Menurut Bahlil, pengaturan tersebut diperlukan agar konsumen yang mampu tidak beralih menggunakan BBM subsidi. Pemerintah ingin konsumsi BBM subsidi tetap mengacu pada ketentuan penerima yang telah ditetapkan.

“Makanya dalam berbagai kesempatan kan saya menganjurkan agar saudara-saudara saya yang mampu, yang mobilnya bagus, tolonglah kita jangan sampai memakai BBM subsidi,” ujar Bahlil.
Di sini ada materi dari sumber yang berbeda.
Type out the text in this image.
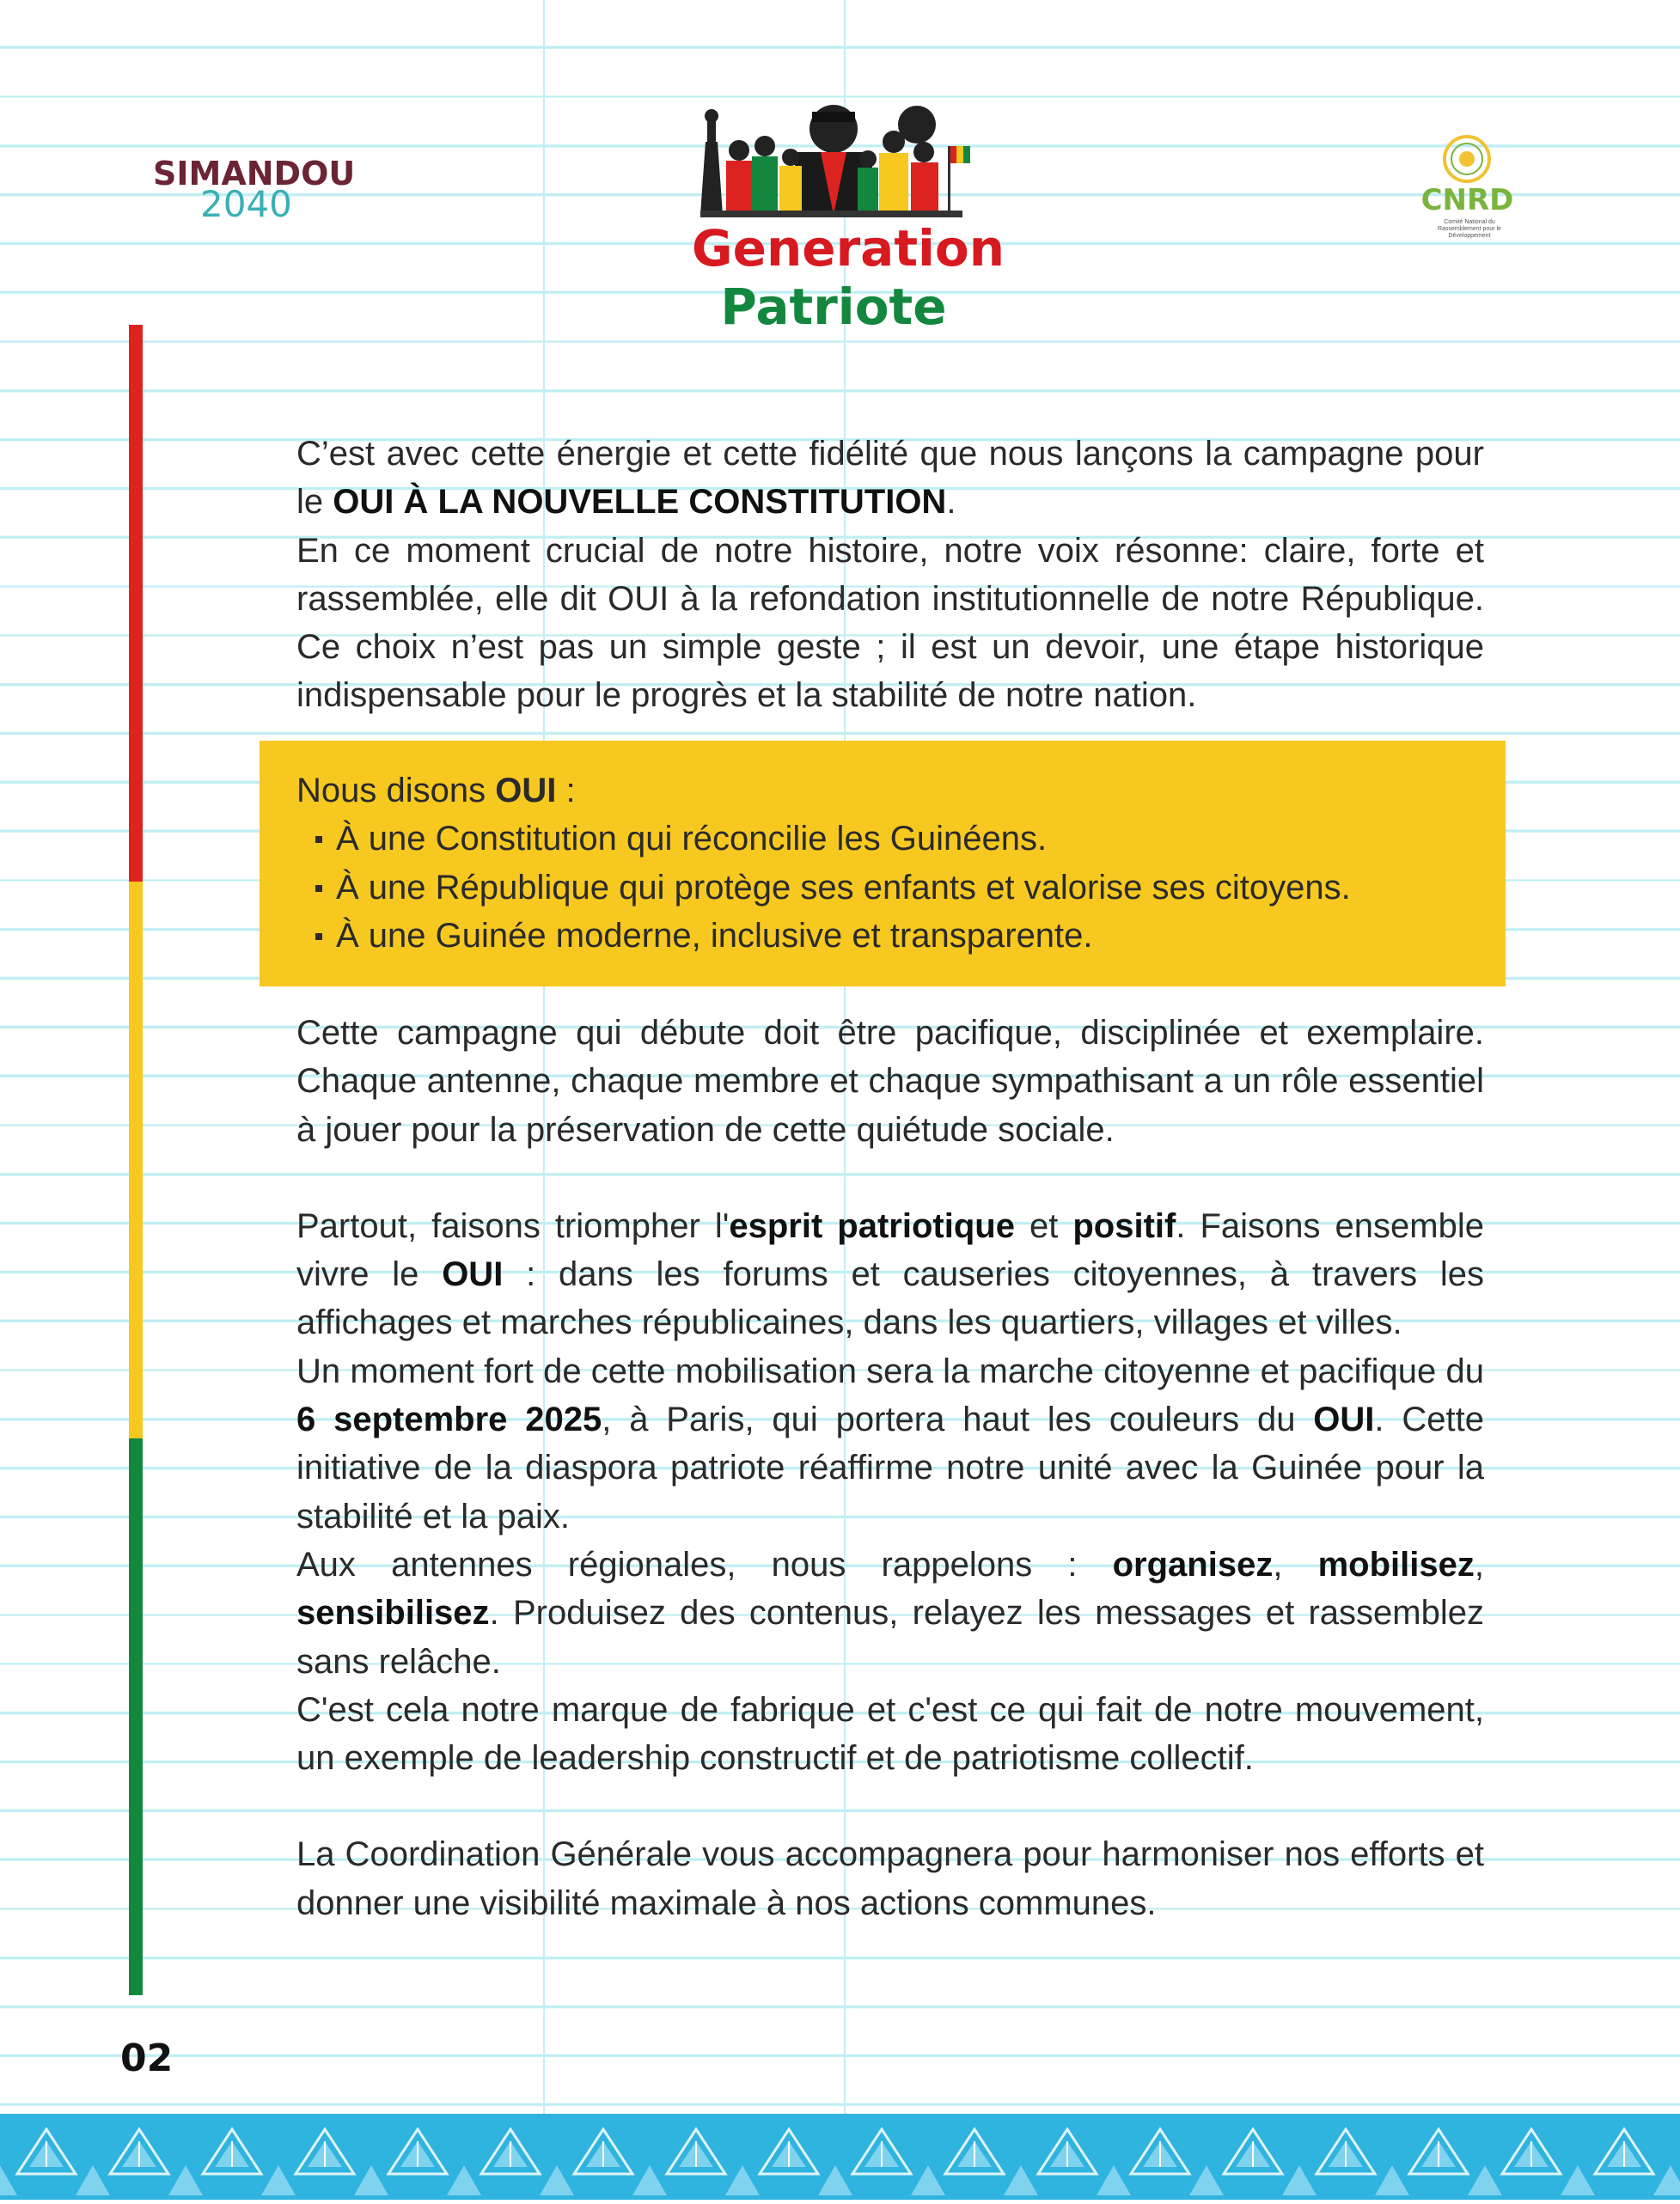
SIMANDOU
2040
Generation
Patriote
CNRD
Comité National du Rassemblement pour le Développement

C’est avec cette énergie et cette fidélité que nous lançons la campagne pour le OUI À LA NOUVELLE CONSTITUTION.

En ce moment crucial de notre histoire, notre voix résonne: claire, forte et rassemblée, elle dit OUI à la refondation institutionnelle de notre République. Ce choix n’est pas un simple geste ; il est un devoir, une étape historique indispensable pour le progrès et la stabilité de notre nation.

Nous disons OUI :

À une Constitution qui réconcilie les Guinéens.
À une République qui protège ses enfants et valorise ses citoyens.
À une Guinée moderne, inclusive et transparente.

Cette campagne qui débute doit être pacifique, disciplinée et exemplaire. Chaque antenne, chaque membre et chaque sympathisant a un rôle essentiel à jouer pour la préservation de cette quiétude sociale.

Partout, faisons triompher l'esprit patriotique et positif. Faisons ensemble vivre le OUI : dans les forums et causeries citoyennes, à travers les affichages et marches républicaines, dans les quartiers, villages et villes.

Un moment fort de cette mobilisation sera la marche citoyenne et pacifique du 6 septembre 2025, à Paris, qui portera haut les couleurs du OUI. Cette initiative de la diaspora patriote réaffirme notre unité avec la Guinée pour la stabilité et la paix.

Aux antennes régionales, nous rappelons : organisez, mobilisez, sensibilisez. Produisez des contenus, relayez les messages et rassemblez sans relâche.

C'est cela notre marque de fabrique et c'est ce qui fait de notre mouvement, un exemple de leadership constructif et de patriotisme collectif.

La Coordination Générale vous accompagnera pour harmoniser nos efforts et donner une visibilité maximale à nos actions communes.

02
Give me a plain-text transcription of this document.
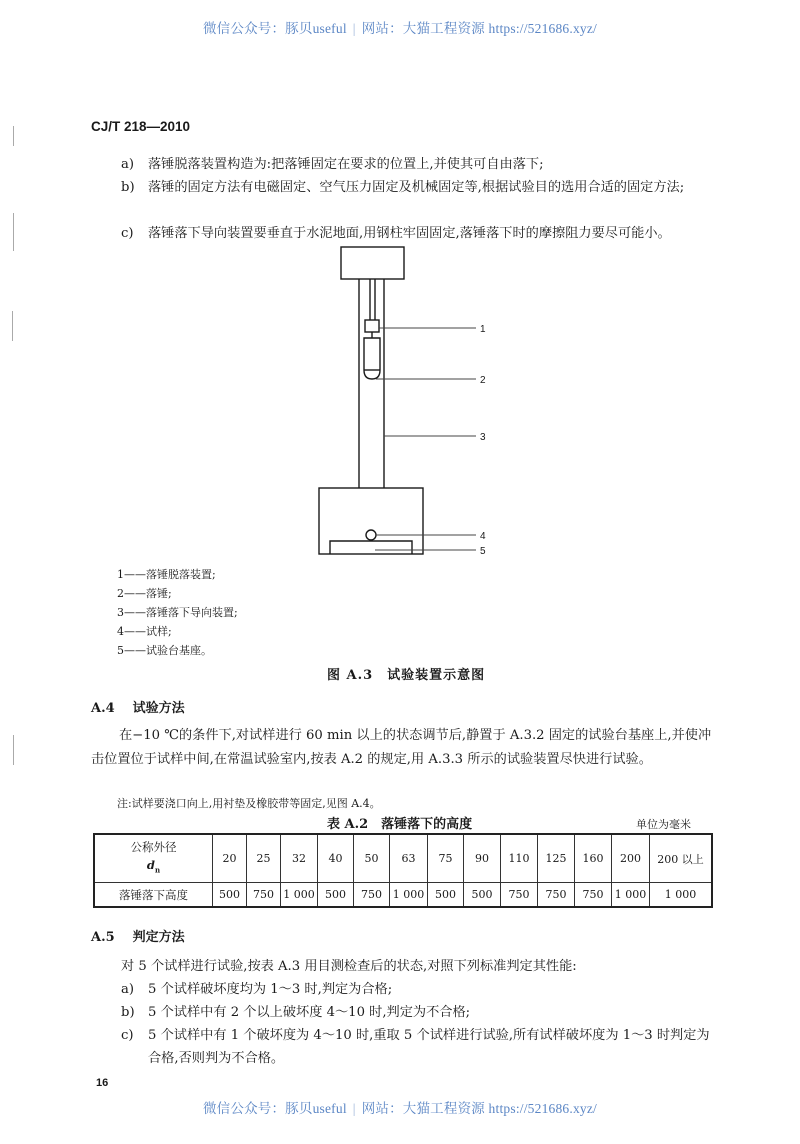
微信公众号：豚贝useful | 网站：大猫工程资源 https://521686.xyz/
CJ/T 218—2010
a)	落锤脱落装置构造为:把落锤固定在要求的位置上,并使其可自由落下;
b)	落锤的固定方法有电磁固定、空气压力固定及机械固定等,根据试验目的选用合适的固定方法;
c)	落锤落下导向装置要垂直于水泥地面,用钢柱牢固固定,落锤落下时的摩擦阻力要尽可能小。
1
2
3
4
5
1——落锤脱落装置;
2——落锤;
3——落锤落下导向装置;
4——试样;
5——试验台基座。
图 A.3　试验装置示意图
A.4 试验方法
在−10 ℃的条件下,对试样进行 60 min 以上的状态调节后,静置于 A.3.2 固定的试验台基座上,并使冲击位置位于试样中间,在常温试验室内,按表 A.2 的规定,用 A.3.3 所示的试验装置尽快进行试验。
注:试样要浇口向上,用衬垫及橡胶带等固定,见图 A.4。
表 A.2　落锤落下的高度	单位为毫米
公称外径
$d_n$	20	25	32	40	50	63	75	90	110	125	160	200	200 以上
落锤落下高度	500	750	1 000	500	750	1 000	500	500	750	750	750	1 000	1 000
A.5 判定方法
对 5 个试样进行试验,按表 A.3 用目测检查后的状态,对照下列标准判定其性能:
a)	5 个试样破坏度均为 1～3 时,判定为合格;
b)	5 个试样中有 2 个以上破坏度 4～10 时,判定为不合格;
c)	5 个试样中有 1 个破坏度为 4～10 时,重取 5 个试样进行试验,所有试样破坏度为 1～3 时判定为合格,否则判为不合格。
16
微信公众号：豚贝useful | 网站：大猫工程资源 https://521686.xyz/
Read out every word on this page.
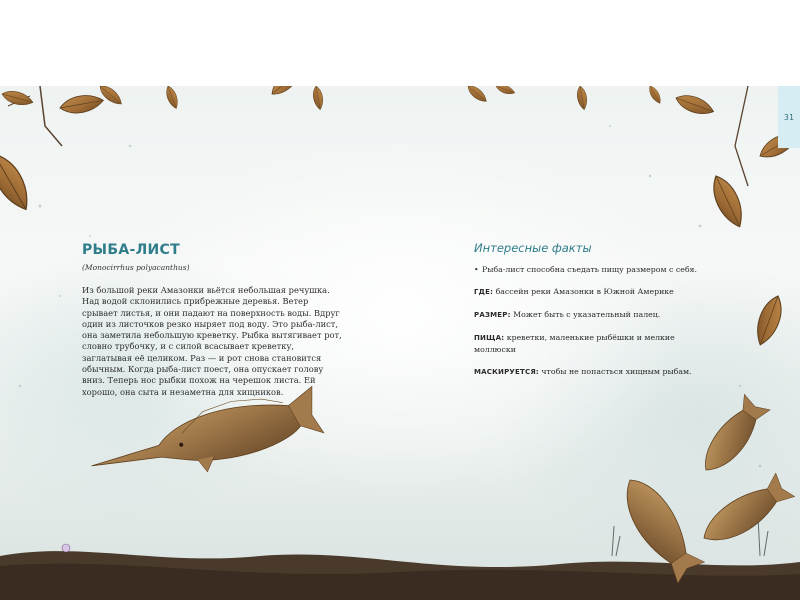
31
РЫБА-ЛИСТ
(Monocirrhus polyacanthus)
Из большой реки Амазонки вьётся небольшая речушка. Над водой склонились прибрежные деревья. Ветер срывает листья, и они падают на поверхность воды. Вдруг один из листочков резко ныряет под воду. Это рыба-лист, она заметила небольшую креветку. Рыбка вытягивает рот, словно трубочку, и с силой всасывает креветку, заглатывая её целиком. Раз — и рот снова становится обычным. Когда рыба-лист поест, она опускает голову вниз. Теперь нос рыбки похож на черешок листа. Ей хорошо, она сыта и незаметна для хищников.
Интересные факты
• Рыба-лист способна съедать пищу размером с себя.
ГДЕ: бассейн реки Амазонки в Южной Америке
РАЗМЕР: Может быть с указательный палец.
ПИЩА: креветки, маленькие рыбёшки и мелкие моллюски
МАСКИРУЕТСЯ: чтобы не попасться хищным рыбам.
Persoalan peralihan konsumsi tersebut juga muncul dalam pembahasan mengenai antrean BBM di Sulawesi Selatan (Sulsel). Menurut Bahlil, antrean panjang di wilayah tersebut dipengaruhi berbagai faktor dan tidak semata-mata berkaitan dengan ketersediaan stok. Pemerintah memastikan cadangan stok BBM nasional masih berada dalam batas minimal nasional, yakni sekitar 18 hingga 20 hari. Dengan kondisi tersebut, pemerintah menyiapkan pengaturan distribusi untuk menjaga ketersediaan BBM subsidi bagi masyarakat yang menjadi sasaran.

Formulasi aturan tersebut akan menjadi salah satu instrumen pemerintah untuk mengendalikan perpindahan konsumsi antara BBM nonsubsidi dan subsidi. Kebijakan ini juga berkaitan dengan upaya menjaga agar anggaran subsidi digunakan sesuai peruntukannya.

Di sisi lain, antrean BBM di sejumlah daerah menunjukkan bahwa persoalan distribusi tidak hanya berkaitan dengan volume stok nasional. Pengaturan konsumen, pola konsumsi, dan kondisi distribusi di daerah turut menjadi faktor yang perlu diperhitungkan dalam menjaga kelancaran penyaluran BBM.

Pemerintah selanjutnya akan menyelesaikan formulasi aturan tersebut sebelum diterapkan. Kejelasan mengenai kriteria konsumen dan mekanisme pelaksanaannya akan menjadi faktor penting agar kebijakan pembatasan peralihan konsumsi dapat berjalan sesuai sasaran.